Fur Farming: An Unnecessary and Cruel Industry
Clothing/Cosmetics and Animal Abuse Article from All-Creatures.org

FROM Danielle Maffei, AnimalBlawg
June 2021

Over 15 European countries have recognized that these methods to kill animals in fur trading are cruel and inhumane, and have presented legislation to ban or phase out fur farming.

wild Mink

Around one hundred million animals are killed annually in the fur trading industry, and they are slaughtered in horribly cruel ways. Animals such as beavers, chinchillas, foxes, minks, rabbits, raccoons and even dogs and cats are purposely bred and slaughtered for their fur in this trading system, and they are confined in small cages, stacked on top of one another, for their entire lives. Being trapped in these small cages not only subdues their natural behaviors, but also may result in mental distress, where they pace and circle frantically, self-mutilation of biting at their skin, tails and feet and even cannibalism, and fighting with others in their cage.

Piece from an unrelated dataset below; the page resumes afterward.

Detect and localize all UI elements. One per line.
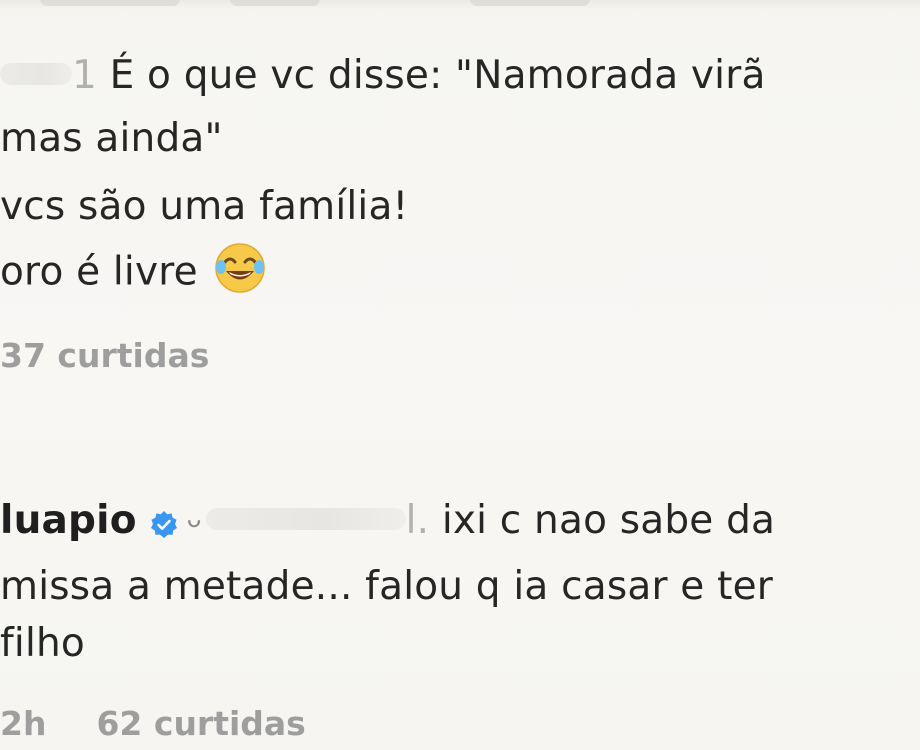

Furthermore, the manner in how they are slaughtered is inhumane and cruel. The animals are gassed, electrocuted, beaten or have their necks broken or their throats cut. Sometimes these animals wake up and are skinned while still alive and in many facilities, workers do not care to confirm that animals were unconscious before severing their heads, breaking their necks or skinning them. Fur farmers are more concerned about preserving the quality of the fur and doing so in the cheapest way possible, so they use slaughter methods that preserve the fur but cause extreme suffering to these animals.

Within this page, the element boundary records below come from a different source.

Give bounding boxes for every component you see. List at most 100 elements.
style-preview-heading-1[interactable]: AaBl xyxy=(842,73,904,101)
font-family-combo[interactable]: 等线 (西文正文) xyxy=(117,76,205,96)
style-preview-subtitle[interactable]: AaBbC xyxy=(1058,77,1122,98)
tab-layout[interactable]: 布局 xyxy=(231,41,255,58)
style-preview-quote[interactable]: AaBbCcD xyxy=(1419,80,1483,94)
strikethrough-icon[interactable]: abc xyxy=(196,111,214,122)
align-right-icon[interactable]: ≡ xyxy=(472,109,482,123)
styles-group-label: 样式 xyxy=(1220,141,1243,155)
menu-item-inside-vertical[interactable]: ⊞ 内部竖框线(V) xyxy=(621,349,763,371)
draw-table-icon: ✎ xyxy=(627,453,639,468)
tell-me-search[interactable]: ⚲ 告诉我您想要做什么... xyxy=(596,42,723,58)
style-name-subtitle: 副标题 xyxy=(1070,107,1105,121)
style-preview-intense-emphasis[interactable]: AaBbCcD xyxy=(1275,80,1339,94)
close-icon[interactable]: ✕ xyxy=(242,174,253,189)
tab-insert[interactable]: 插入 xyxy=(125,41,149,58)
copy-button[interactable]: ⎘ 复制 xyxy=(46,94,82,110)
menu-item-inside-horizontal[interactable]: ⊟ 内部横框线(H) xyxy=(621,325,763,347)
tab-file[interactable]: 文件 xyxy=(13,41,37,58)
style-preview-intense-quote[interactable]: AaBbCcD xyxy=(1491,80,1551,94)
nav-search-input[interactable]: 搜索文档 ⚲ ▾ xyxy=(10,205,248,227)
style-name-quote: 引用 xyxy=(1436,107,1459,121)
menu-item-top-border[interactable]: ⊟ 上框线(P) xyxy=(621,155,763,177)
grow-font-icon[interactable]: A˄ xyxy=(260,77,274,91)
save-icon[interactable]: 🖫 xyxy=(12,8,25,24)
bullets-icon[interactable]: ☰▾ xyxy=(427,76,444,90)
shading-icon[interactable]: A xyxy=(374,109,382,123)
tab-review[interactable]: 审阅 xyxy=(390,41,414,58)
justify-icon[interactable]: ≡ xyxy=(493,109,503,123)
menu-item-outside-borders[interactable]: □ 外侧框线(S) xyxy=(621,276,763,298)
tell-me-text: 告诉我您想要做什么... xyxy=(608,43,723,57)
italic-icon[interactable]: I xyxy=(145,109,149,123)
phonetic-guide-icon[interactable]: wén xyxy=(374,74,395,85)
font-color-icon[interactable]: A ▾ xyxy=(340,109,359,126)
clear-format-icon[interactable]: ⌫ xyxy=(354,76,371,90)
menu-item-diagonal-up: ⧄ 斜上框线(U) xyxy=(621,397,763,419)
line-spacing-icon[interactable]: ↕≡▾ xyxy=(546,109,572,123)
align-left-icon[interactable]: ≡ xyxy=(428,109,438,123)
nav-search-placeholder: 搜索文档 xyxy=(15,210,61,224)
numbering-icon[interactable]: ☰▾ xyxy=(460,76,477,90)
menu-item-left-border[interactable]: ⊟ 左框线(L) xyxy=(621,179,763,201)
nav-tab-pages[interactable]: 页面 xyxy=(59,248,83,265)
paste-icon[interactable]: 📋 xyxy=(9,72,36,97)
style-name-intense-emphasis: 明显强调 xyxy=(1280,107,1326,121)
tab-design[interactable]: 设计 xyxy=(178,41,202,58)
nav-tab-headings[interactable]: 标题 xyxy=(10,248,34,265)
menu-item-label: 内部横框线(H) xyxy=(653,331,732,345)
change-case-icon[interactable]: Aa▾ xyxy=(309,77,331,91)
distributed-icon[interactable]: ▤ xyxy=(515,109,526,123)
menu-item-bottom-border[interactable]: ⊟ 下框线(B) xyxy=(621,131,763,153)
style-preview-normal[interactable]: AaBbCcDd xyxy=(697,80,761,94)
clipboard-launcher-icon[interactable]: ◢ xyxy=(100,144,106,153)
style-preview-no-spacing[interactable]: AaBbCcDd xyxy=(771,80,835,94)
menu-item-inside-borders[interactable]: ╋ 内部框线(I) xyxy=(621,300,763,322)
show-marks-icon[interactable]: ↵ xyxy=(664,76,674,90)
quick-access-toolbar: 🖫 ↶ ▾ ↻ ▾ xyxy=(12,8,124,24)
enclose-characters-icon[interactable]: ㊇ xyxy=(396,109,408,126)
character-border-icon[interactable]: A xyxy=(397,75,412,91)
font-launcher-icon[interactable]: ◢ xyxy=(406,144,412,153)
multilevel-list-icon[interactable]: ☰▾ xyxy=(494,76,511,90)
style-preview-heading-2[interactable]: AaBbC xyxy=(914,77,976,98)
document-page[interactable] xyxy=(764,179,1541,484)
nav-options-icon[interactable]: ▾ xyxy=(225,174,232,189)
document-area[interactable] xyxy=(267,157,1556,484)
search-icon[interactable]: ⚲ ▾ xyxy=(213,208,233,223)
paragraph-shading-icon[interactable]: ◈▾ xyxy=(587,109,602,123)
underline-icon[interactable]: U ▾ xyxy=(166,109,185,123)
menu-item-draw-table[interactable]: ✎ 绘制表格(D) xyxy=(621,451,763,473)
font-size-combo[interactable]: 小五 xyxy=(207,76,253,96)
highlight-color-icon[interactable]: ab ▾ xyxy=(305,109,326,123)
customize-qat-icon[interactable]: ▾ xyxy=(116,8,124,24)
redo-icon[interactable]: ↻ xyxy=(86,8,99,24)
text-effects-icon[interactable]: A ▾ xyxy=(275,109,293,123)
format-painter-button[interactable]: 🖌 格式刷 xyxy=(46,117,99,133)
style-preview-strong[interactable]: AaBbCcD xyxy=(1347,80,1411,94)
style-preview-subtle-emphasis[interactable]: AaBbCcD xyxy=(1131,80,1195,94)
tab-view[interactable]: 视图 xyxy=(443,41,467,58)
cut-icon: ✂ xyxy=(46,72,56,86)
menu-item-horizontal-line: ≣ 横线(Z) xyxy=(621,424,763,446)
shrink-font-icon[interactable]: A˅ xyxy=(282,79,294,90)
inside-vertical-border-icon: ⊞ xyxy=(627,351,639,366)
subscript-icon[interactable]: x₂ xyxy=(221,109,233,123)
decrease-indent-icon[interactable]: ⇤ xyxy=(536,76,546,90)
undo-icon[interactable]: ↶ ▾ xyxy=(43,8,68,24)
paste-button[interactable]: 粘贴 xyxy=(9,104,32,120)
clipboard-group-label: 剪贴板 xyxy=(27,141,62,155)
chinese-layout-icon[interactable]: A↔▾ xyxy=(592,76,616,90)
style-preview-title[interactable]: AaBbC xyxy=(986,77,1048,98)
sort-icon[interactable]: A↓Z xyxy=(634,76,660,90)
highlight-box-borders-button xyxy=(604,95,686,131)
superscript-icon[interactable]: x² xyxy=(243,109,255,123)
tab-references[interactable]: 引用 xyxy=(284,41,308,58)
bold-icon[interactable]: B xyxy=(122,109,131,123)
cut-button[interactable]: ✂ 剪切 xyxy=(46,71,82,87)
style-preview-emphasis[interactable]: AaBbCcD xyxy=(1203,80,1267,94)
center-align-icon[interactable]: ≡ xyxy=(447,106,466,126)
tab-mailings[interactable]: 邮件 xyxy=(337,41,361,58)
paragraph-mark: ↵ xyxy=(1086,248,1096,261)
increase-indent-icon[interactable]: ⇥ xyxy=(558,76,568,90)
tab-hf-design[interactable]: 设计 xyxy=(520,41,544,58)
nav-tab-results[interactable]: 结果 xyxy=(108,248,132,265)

Additionally, animals are trapped and killed in the wild for their fur. Traps also inflict a significant amount of suffering to these animals, whether they are the intended target or not (pets and endangered species are not prone to these traps). These animals are typically trapped for days when caught, unable to move, seek shelter, food or water, and oftentimes, may inflict more injury to themselves to try and escape. Such traps may include steel-jaw traps, which clamp down on an animal and most times cut to the trapped animal’s bone, Conibear traps, which crush their necks with 90 pounds of pressure per square inch, or water-set traps, which leaves animals like beavers struggling for more than nine minutes before drowning them. When the trappers arrive, they will often stomp or beat these animals to death.

caged Mink

Throughout the world, there has been an acknowledgment that there must be change in order to prevent needless and profound suffering in the fur industry to these animals. Over 15 European countries have recognized that these methods to kill animals in fur trading are cruel and inhumane, and have presented legislation to ban or phase out fur farming. Fur farming has been banned in Austria, Bosnia & Herzegovina, Belgium, Croatia, Czech Republic, Luxembourg, the Netherlands (fox farm and chinchilla farms are banned and mink farms will be phased out by 2024), Northern Ireland, Republic of Macedonia, Serbia, Slovenia and the United Kingdom.

Further, there has been progress in the United States. In 2018, both San Francisco and Los Angeles banned fur farms. San Francisco was the first major American city to ban fur sales while Los Angeles was the largest city in the United States, and in the world, to ban fur farms. Following the four cities in its state that prohibited fur sales, California became the first state in the United States to ban fur sales, starting in 2023. Shortly after, a city in Massachusetts became the first city outside of California to ban fur. New York state, also recognizing the suffering animals must endure in fur farms, banned electrocution of fur animals. Bills to ban fur sales have also been presented in five states, including Rhode Island, Oregon, Connecticut, Hawaii and New York.

Even fashion retailers, such as Nordstrom, Macy’s and Bloomingdales have recognized the needless cruelty of fur farms, and have confirmed they will stop selling products made with animal fur and exotic animal skin. Other top fashion designers, such as Versace, Ralph Lauren and Chanel, have dropped fur from their collections. With these huge retailers and designers banning the sale of fur and exotic animal skin in their stores, they are making a statement to many other fashion businesses and the fashion industry in general that torturing and brutally killing animals for something as needless as fashion is unacceptable.

It is evident that using fur in the industry is inherently cruel, completely unnecessary, avoidable and immoral and for mere human vanity. Fortunately, countries and cities around the world are beginning to understand that fur farming and sales are preventable, and have begun to take action that is needed to stop the inhumane suffering and killings of these innocent animals.